女子200メートル個人メドレー(運動機能障害SM9)でバタフライを泳ぐ一ノ瀬(静岡県富士水泳場)

女子200メートル個人メドレー(運動機能障害SM9)でバタフライを泳ぐ一ノ瀬(静岡県富士水泳場)

 世界選手権代表選考会を兼ねた競泳パラ春季記録会第1日が2日、静岡県富士水泳場で行われ、リオデジャネイロ・パラリンピック代表の一ノ瀬メイ(近大、紫野高出)は女子200メートル個人メドレー(運動機能障害SM9)で2分42秒75と派遣標準記録を突破できなかった。

 一ノ瀬は得意の200メートル個人メドレーで攻めの泳ぎを見せたが、世界選手権の派遣標準記録に2秒67届かなかった。インタビューの前に涙があふれ「ずっと緊張感を持って練習してきたので、悔しい」と目を赤くして語った。

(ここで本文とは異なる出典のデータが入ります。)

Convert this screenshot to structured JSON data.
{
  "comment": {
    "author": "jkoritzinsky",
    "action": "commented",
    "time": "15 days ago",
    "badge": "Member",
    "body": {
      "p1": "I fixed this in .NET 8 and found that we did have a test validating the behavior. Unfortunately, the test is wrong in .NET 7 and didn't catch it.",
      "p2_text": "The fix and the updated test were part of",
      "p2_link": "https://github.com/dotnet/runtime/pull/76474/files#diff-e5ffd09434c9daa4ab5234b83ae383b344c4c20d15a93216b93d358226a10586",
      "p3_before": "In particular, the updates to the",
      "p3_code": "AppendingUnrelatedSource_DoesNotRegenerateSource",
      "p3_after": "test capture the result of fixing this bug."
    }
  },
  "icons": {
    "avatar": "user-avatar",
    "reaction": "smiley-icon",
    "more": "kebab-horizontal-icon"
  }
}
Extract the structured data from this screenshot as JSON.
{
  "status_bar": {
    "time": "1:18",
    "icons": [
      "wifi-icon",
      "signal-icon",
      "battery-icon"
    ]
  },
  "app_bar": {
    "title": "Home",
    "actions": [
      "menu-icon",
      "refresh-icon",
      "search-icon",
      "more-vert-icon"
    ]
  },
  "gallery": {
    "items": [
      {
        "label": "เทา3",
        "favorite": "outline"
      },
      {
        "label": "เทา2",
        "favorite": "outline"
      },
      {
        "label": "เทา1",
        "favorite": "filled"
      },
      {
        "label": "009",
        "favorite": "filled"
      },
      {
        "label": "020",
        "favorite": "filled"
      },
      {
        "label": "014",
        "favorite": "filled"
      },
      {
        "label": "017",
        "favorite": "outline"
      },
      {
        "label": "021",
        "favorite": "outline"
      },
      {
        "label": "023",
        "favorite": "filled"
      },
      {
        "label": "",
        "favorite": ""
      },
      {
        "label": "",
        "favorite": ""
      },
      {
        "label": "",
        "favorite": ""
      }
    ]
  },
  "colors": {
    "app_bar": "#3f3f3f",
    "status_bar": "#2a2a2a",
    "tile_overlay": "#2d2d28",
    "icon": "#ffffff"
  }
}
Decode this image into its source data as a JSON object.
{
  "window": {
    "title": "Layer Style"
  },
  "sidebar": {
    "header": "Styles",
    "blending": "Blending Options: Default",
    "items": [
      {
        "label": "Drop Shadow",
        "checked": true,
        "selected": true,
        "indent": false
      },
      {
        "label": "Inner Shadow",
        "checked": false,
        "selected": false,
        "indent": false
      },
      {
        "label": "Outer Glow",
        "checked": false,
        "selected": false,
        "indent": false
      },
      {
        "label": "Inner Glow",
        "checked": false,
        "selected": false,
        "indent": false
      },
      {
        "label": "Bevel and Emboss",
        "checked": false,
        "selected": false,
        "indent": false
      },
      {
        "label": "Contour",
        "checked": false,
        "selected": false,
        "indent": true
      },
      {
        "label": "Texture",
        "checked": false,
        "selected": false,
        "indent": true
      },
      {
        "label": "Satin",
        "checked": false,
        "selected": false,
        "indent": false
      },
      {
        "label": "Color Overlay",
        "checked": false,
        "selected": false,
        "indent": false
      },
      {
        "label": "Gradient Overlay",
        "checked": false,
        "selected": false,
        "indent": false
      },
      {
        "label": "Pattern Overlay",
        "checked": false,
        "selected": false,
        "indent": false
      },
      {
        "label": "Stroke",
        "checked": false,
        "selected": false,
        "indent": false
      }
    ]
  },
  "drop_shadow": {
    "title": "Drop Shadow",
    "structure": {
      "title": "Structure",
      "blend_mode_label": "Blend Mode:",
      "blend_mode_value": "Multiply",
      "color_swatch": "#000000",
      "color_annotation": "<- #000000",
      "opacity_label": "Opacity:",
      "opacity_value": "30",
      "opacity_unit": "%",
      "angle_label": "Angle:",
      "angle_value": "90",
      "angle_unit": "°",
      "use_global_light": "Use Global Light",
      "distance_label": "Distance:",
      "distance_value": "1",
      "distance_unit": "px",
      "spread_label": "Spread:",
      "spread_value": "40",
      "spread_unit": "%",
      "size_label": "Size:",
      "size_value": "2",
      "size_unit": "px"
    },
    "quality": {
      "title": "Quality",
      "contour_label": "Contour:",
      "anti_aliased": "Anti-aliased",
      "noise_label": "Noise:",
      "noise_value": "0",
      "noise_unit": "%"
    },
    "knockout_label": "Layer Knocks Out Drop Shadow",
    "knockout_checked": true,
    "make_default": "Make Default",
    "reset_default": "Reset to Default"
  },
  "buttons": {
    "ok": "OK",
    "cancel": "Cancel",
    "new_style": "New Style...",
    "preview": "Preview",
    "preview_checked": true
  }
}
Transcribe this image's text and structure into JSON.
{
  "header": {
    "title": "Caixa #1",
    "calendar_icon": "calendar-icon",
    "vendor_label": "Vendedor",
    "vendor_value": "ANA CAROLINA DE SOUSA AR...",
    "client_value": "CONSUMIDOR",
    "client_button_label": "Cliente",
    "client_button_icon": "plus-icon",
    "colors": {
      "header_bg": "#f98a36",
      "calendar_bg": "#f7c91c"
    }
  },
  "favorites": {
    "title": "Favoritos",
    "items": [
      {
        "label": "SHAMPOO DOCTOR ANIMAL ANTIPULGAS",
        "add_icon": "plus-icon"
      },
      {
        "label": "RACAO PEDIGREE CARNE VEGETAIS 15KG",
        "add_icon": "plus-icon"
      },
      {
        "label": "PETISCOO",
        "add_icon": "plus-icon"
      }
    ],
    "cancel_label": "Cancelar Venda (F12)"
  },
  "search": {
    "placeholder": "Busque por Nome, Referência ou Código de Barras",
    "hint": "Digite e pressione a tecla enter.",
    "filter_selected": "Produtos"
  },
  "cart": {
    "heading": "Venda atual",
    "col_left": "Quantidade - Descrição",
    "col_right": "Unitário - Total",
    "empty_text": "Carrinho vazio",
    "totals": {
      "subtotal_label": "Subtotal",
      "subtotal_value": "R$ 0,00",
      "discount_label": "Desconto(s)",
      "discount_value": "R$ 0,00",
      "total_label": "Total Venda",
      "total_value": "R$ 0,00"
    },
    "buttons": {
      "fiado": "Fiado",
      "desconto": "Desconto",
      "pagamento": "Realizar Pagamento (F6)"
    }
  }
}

 大会に備え、11月から2月下旬までオーストラリアで泳ぎ込んだ。ほぼ毎日プールに入り、同じ障害クラスのパラリンピアンと競り合った。筋力トレーニングで汗を流し、国際大会にも出場。「水泳に集中できる環境で、バタフライの調子が上がっていた」と手応えを得て大会に臨んだ。

 派遣標準記録2分40秒08は2年前の自己ベストより0秒17速いタイムだった。最初のバタフライで積極的に飛ばしたが、これが裏目に出た。課題の背泳ぎと最後の自由形で想定よりも記録が伸びず、「最初のバタフライで突っ込みすぎたかな」と悔やんだ。

 3日は100メートルの自由形とバタフライに出場する。「切り替えるのが私の持ち味。調子のいいバタフライで代表を狙いたい」。大学卒業を前にした節目のレース。言葉にいつもの力強さが戻った。